K-fold Cross-Validation

Partitions utterances into k subsets, trains on k-1 folds, and tests on the remaining fold — repeated until all utterances are tested at least once.
K-fold Cross-Validation is not available for Few-shot and Zero-shot models. Minimum requirements: 5 utterances per intent, 250 utterances total.

Configure K-fold

Set the k parameter at NLU Config > Engine Tuning > K Fold (value between 2 and 10; default: 2).

Generate the Report

  1. Go to Natural Language > Training.
  2. Click Validate Model > K-fold Cross-Validation.
  3. Click Generate (first time) or Re-generate (subsequent runs).

Metrics

MetricDescription
PrecisionRatio of true positives to total predicted positives. Measures accuracy.
RecallRatio of true positives to actual positives. Measures coverage.
F1 ScoreWeighted average of precision and recall.
MeanAverage of precision, recall, and F1 across all folds.
Additional context:
  • Total Utterances — total training corpus size.
  • Number of Intents — intents in the app.
  • Number of Folds — k value used.
  • Test/Training Data per Fold — utterances in each subset.

Export

Click the Export icon on the K-fold page → Proceed. File format: Kfold_BotName_YYYYMMDDHHmmSS.csv.

Confusion Matrix

Visualizes how well trained utterances match their intended tasks. Each dot represents an utterance, plotted in one of four quadrants per task.
Requires at least one utterance. Only includes intents with utterances in the training dataset.

Quadrants

QuadrantMeaningAction
True PositiveUtterance matches its trained intent.Favorable. Higher position = more confidence.
True NegativeUtterance correctly does not match an unrelated intent.Favorable. Lower position = better separation.
False PositiveUtterance incorrectly matches an unrelated intent.Fix: retrain the utterance or the competing intent.
False NegativeUtterance fails to match its trained intent.Fix: retrain the utterance or the intent.

Reading the Graph

  • Utterances in the top of True quadrants — best match quality.
  • Utterances in False quadrants — require immediate attention.
  • An utterance in the True Positive quadrant of multiple tasks — overlapping intents; must be resolved.

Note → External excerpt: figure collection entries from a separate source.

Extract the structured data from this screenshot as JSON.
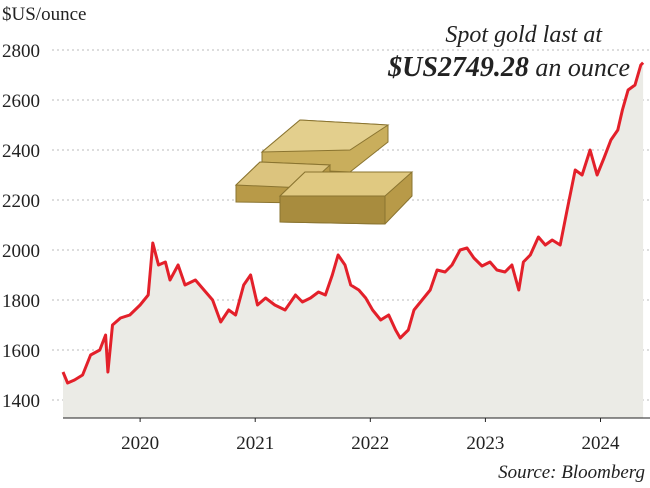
{
  "chart_data": {
    "type": "line",
    "y_label": "$US/ounce",
    "annotation": [
      "Spot gold last at",
      "$US2749.28",
      "an ounce"
    ],
    "source": "Source: Bloomberg",
    "x": [
      2019.83,
      2019.87,
      2019.93,
      2020.0,
      2020.07,
      2020.15,
      2020.2,
      2020.22,
      2020.26,
      2020.33,
      2020.41,
      2020.5,
      2020.57,
      2020.61,
      2020.66,
      2020.72,
      2020.76,
      2020.83,
      2020.89,
      2020.98,
      2021.07,
      2021.13,
      2021.2,
      2021.27,
      2021.33,
      2021.4,
      2021.46,
      2021.52,
      2021.59,
      2021.67,
      2021.76,
      2021.85,
      2021.91,
      2021.98,
      2022.05,
      2022.11,
      2022.17,
      2022.22,
      2022.28,
      2022.33,
      2022.4,
      2022.46,
      2022.52,
      2022.59,
      2022.66,
      2022.72,
      2022.76,
      2022.83,
      2022.88,
      2022.95,
      2023.02,
      2023.08,
      2023.15,
      2023.21,
      2023.28,
      2023.34,
      2023.4,
      2023.47,
      2023.54,
      2023.6,
      2023.67,
      2023.73,
      2023.79,
      2023.83,
      2023.89,
      2023.96,
      2024.02,
      2024.08,
      2024.15,
      2024.21,
      2024.28,
      2024.34,
      2024.41,
      2024.47,
      2024.53,
      2024.59,
      2024.65,
      2024.69,
      2024.74,
      2024.8,
      2024.85,
      2024.87
    ],
    "values": [
      1512,
      1468,
      1480,
      1500,
      1580,
      1600,
      1660,
      1512,
      1700,
      1728,
      1740,
      1780,
      1820,
      2028,
      1940,
      1952,
      1880,
      1940,
      1860,
      1880,
      1832,
      1800,
      1712,
      1760,
      1740,
      1860,
      1900,
      1780,
      1808,
      1780,
      1760,
      1820,
      1792,
      1808,
      1832,
      1820,
      1900,
      1980,
      1940,
      1860,
      1840,
      1808,
      1760,
      1720,
      1740,
      1680,
      1648,
      1680,
      1760,
      1800,
      1840,
      1920,
      1912,
      1940,
      2000,
      2008,
      1968,
      1936,
      1952,
      1920,
      1912,
      1940,
      1840,
      1952,
      1980,
      2052,
      2020,
      2040,
      2020,
      2160,
      2320,
      2300,
      2400,
      2300,
      2368,
      2440,
      2480,
      2560,
      2640,
      2660,
      2740,
      2749.28
    ],
    "color": "#e3202a",
    "area_color": "#ebebe6",
    "xlim": [
      2019.83,
      2024.93
    ],
    "xticks": [
      {
        "value": 2020.5,
        "label": "2020"
      },
      {
        "value": 2021.5,
        "label": "2021"
      },
      {
        "value": 2022.5,
        "label": "2022"
      },
      {
        "value": 2023.5,
        "label": "2023"
      },
      {
        "value": 2024.5,
        "label": "2024"
      }
    ],
    "ylim": [
      1328,
      2840
    ],
    "yticks": [
      1400,
      1600,
      1800,
      2000,
      2200,
      2400,
      2600,
      2800
    ],
    "grid": true
  }
}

Edit and Reassign Utterances

  1. Click a quadrant to open the quadrant view.
  2. Click the Edit icon on an utterance row.
  3. Update the text or reassign to a different intent using Expected Task.

Filter the Graph

Filter by In Development / Published, Weak to Strong or Strong to Weak score order, specific intents, or specific utterances.

Re-run Model

After any changes, click Re-Run Model to generate the latest matrix. The platform prompts you to Train and Regenerate (if unsaved changes) or Regenerate (if model is current).